Chondroprotective and osteogenic effects of silk-based bioinks in developing 3D bioprinted osteochondral interface

Abstract

Attributing cell instructive features and multifunctionality to biological inks (bioinks) employed for three-dimensional (3D) printing strategies is very much essential to bring about a paradigm shift in developing next generation smart intuitive 3D bioprinted constructs. Giving perspective to this notion, we explore here the feasibilities in developing multifunctional silk-based cartilage and bone bioinks for recreating heterogeneous complicated tissue constructs such as the osteochondral interface. In this regard, the developed silk based bioinks exhibit shear thinning behaviour with quick thixotropic recovery (~90% recovery) aiding in printing self-standing structures with decent print fidelity.
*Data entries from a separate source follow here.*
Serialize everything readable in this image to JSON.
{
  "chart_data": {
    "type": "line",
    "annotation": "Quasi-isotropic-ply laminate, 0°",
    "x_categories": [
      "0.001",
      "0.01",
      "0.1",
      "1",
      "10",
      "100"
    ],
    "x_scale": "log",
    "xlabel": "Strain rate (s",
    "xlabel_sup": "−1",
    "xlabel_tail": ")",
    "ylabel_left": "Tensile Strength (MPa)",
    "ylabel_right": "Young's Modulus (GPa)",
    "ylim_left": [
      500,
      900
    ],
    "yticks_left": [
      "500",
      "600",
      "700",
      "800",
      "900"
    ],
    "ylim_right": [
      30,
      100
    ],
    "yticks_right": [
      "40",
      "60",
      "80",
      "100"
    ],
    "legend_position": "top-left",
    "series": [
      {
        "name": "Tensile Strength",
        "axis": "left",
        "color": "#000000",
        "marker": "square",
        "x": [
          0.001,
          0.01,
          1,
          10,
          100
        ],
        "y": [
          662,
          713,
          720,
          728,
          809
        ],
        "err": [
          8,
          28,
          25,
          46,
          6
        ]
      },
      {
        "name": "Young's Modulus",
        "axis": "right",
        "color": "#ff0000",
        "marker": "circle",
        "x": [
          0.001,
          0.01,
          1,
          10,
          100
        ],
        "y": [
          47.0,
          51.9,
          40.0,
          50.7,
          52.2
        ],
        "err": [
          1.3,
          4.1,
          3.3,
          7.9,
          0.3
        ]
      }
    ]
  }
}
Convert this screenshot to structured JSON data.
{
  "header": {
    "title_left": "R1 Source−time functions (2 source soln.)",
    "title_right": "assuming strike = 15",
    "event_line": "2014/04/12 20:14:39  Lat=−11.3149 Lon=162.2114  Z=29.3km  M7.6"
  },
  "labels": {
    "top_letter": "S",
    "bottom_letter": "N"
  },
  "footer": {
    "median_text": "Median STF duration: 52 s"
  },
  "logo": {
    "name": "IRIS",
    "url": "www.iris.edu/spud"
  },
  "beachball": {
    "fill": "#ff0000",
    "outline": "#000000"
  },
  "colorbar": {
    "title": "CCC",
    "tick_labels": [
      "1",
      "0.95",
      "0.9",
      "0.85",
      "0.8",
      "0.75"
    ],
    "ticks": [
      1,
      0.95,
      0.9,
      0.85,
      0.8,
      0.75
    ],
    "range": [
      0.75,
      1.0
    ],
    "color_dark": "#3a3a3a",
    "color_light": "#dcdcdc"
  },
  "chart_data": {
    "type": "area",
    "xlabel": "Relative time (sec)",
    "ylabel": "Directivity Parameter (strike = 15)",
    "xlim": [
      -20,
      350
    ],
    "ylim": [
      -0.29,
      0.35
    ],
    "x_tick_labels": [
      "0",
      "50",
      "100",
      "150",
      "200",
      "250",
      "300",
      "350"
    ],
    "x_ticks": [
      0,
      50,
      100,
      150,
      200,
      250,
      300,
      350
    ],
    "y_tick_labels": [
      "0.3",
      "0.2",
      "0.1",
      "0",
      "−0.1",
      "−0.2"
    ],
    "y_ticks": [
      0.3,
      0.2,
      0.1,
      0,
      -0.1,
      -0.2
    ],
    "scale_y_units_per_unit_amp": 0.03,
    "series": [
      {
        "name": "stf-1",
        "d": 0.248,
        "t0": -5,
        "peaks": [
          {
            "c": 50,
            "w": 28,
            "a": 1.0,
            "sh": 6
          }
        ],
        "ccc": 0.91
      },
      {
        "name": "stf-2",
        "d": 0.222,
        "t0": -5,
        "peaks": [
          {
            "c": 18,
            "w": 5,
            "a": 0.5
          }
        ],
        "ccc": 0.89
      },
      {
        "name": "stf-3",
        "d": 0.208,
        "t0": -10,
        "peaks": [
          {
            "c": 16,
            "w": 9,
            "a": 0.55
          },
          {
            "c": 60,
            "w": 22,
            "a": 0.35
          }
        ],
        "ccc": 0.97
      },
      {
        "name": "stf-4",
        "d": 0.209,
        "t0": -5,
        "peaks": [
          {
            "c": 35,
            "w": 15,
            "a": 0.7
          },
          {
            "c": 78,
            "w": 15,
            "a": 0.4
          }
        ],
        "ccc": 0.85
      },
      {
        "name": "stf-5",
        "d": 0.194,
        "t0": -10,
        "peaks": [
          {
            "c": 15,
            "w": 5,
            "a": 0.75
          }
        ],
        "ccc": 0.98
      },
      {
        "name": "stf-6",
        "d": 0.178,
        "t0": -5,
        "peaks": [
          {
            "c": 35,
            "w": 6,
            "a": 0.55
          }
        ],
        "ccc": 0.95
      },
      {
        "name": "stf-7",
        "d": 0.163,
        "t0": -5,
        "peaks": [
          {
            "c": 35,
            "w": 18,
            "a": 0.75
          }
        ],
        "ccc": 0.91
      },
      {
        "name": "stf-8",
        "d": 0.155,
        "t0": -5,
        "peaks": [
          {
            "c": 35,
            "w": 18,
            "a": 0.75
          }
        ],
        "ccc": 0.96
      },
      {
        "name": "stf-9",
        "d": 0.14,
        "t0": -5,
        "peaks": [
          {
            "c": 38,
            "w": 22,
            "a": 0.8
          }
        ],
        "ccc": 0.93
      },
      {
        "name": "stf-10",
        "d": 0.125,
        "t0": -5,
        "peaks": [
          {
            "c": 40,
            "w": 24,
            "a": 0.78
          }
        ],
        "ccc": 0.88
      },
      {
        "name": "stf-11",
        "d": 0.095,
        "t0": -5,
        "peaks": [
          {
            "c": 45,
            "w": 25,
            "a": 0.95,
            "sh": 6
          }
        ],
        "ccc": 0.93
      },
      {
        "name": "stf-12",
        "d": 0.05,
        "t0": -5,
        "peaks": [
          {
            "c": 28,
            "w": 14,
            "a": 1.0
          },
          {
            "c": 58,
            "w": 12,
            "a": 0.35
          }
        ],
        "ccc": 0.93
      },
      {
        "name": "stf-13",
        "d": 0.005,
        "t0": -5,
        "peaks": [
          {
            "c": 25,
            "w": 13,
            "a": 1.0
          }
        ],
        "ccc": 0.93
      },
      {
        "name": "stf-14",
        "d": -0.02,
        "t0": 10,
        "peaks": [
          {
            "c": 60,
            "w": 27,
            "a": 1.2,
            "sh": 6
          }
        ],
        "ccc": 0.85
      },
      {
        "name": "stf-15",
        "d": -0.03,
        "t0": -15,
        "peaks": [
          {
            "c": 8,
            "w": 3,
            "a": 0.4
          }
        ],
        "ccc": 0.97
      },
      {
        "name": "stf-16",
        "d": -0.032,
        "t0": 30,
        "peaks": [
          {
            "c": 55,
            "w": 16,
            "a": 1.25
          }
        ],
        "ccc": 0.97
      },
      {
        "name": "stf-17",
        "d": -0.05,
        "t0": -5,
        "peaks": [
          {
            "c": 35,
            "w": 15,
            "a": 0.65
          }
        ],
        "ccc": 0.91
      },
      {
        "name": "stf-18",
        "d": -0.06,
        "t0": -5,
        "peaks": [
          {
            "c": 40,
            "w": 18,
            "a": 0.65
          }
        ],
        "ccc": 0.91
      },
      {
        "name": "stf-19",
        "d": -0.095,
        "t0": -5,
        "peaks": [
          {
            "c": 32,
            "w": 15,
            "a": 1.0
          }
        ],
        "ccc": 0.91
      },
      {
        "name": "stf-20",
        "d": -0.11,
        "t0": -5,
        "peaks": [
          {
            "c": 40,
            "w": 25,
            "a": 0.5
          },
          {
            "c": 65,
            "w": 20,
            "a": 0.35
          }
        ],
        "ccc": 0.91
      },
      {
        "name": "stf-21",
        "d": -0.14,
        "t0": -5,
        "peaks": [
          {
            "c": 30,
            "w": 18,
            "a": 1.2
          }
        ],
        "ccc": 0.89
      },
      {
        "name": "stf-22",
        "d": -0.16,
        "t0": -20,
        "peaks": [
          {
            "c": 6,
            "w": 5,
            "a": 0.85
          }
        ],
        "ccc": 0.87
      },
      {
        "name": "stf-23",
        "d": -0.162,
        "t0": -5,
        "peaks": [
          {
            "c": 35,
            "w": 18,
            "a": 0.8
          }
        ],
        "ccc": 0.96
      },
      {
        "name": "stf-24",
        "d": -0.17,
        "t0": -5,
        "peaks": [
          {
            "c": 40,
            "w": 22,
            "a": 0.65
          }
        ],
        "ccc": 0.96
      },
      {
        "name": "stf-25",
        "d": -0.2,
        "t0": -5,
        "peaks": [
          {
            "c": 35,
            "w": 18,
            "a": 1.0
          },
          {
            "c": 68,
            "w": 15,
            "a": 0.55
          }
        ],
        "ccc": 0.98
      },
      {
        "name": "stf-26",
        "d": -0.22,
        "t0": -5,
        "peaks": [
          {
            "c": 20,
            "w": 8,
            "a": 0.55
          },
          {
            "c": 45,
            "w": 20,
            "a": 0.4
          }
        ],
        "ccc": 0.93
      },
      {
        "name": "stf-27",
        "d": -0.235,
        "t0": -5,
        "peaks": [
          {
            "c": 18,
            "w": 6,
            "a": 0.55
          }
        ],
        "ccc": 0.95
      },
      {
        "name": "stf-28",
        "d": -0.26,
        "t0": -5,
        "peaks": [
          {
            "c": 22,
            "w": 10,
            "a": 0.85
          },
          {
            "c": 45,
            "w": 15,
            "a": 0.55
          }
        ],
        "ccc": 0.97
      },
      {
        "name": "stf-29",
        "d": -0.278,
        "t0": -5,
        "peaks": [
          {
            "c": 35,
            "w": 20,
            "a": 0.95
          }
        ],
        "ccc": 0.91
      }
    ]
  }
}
The hydrogel network within the 3D bioprinted constructs present good permeability enabling in forming an undulating demarcation region at the bioprinted osteochondral interface. Furthermore, the cartilage and bone inks used for the microextrusion based bioprinting of osteochondral constructs facilitate the spatial maturation and differentiation of encapsulated stem cells towards osteogenic and chondrogenic lineages. The incorporation of strontium doped nano-apatites activates hypoxia inducible factor (HIF-1α) related genes, conferring proangiogenic and chondroprotective traits to the bioinks. Involvement of strontium in down regulating cyclooxygenase-2 via inhibiting prostaglandins (PGE2) pathway enabled anti-osteoclastic activity while favouring M2 macrophage biasness. Altogether, these findings corroborate the potential of the developed nanocomposite bioinks for fabricating clinically viable grafts for osteochondral defect repair associated with osteoporosis.